Quant au sauvetage du secteur financier c'est moins évident. OK Il semble que le gouvernement aura récupéré son argent et un peu plus mais le gouvernement n'est une entreprise. L'intervention du gouvernement US a sauvé la donne des spéculateurs sans doute, elle a peut-être aidé à maintenir une stabilité relative du système financier. Mais qu'en est-il des propriétaires de maisons qui ont été poussés à la faillite par des stratégies douteuses d'entreprise financières ? qu'en est-il des personnes qui ont investit pour leur retraite et qui ont perdu une bonne partie de leur argent dans tout celà? Leur argent s'est envolé et on tarde toujours à civiliser ce secteur. On aurait surement pu appliquer des techniques qui auraient protégées les petits investisseurs plutôt que les Goldman-Sachs de ce monde.
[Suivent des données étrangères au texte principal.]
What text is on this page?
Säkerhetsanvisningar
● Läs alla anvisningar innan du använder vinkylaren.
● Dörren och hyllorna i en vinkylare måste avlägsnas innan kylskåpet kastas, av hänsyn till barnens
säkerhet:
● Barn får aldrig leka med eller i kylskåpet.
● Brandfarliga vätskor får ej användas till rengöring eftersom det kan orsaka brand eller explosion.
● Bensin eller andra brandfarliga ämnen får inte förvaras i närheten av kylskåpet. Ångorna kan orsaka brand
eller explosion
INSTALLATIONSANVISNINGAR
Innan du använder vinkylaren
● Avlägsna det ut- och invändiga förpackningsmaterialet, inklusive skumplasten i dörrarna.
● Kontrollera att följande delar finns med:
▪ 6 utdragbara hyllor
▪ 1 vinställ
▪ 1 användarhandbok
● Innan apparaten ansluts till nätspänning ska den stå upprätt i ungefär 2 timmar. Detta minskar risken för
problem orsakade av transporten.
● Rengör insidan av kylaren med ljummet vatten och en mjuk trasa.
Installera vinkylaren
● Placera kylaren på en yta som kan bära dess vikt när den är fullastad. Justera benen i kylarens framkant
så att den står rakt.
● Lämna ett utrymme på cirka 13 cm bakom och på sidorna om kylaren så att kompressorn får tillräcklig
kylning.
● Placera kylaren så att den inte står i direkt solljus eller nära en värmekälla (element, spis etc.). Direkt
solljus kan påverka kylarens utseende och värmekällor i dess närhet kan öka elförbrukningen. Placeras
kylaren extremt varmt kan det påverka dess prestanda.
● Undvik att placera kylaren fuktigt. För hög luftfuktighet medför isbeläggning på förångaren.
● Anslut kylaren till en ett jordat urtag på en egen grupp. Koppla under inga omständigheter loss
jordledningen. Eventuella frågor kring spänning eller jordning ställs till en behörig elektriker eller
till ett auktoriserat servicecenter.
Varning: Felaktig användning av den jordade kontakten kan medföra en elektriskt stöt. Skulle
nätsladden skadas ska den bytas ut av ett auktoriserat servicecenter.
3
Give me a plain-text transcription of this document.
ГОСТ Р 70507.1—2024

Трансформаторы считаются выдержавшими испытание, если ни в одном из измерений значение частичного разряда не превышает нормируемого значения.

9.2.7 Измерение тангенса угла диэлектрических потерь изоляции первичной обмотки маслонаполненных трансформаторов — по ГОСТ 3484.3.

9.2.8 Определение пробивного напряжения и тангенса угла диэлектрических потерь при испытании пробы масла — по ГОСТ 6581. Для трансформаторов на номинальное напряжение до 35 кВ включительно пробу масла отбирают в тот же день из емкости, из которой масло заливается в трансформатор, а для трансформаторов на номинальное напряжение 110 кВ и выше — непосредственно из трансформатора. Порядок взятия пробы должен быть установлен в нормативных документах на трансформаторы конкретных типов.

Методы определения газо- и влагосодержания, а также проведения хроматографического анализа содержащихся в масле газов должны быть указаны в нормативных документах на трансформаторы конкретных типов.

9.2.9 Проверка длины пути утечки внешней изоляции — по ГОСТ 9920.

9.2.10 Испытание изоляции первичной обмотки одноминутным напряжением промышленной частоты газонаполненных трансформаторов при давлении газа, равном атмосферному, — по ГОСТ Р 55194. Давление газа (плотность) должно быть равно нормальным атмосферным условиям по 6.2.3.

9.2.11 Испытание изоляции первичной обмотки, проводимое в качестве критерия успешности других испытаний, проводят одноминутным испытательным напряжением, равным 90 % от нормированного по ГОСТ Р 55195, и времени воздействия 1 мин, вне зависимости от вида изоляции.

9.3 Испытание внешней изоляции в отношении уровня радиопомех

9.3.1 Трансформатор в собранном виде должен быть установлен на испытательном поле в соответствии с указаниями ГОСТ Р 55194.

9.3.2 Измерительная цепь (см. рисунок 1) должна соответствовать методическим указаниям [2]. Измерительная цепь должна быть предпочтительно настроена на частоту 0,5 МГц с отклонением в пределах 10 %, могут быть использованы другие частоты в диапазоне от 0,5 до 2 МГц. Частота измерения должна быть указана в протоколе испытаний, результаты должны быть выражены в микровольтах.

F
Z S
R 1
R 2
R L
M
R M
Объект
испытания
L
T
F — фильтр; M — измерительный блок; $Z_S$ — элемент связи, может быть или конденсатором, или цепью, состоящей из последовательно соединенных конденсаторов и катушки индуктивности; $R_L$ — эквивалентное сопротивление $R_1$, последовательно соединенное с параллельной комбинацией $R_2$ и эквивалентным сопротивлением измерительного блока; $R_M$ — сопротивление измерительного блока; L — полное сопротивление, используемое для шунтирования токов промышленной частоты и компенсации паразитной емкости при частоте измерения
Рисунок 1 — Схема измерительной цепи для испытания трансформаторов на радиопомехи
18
Ceux-ci d'ailleurs se sont empressés de revenir au "business as usual" donc à spéculer à l'aide de l'argent des petits épargnants qui n'ont d'autres véritables choix que de voir leur argent se retrouver à la bourse: donc entre les mains de spéculateurs qu'on toujours pas civilisé.
Jacques Patenaude , mai 26, 2011
Moi aussi!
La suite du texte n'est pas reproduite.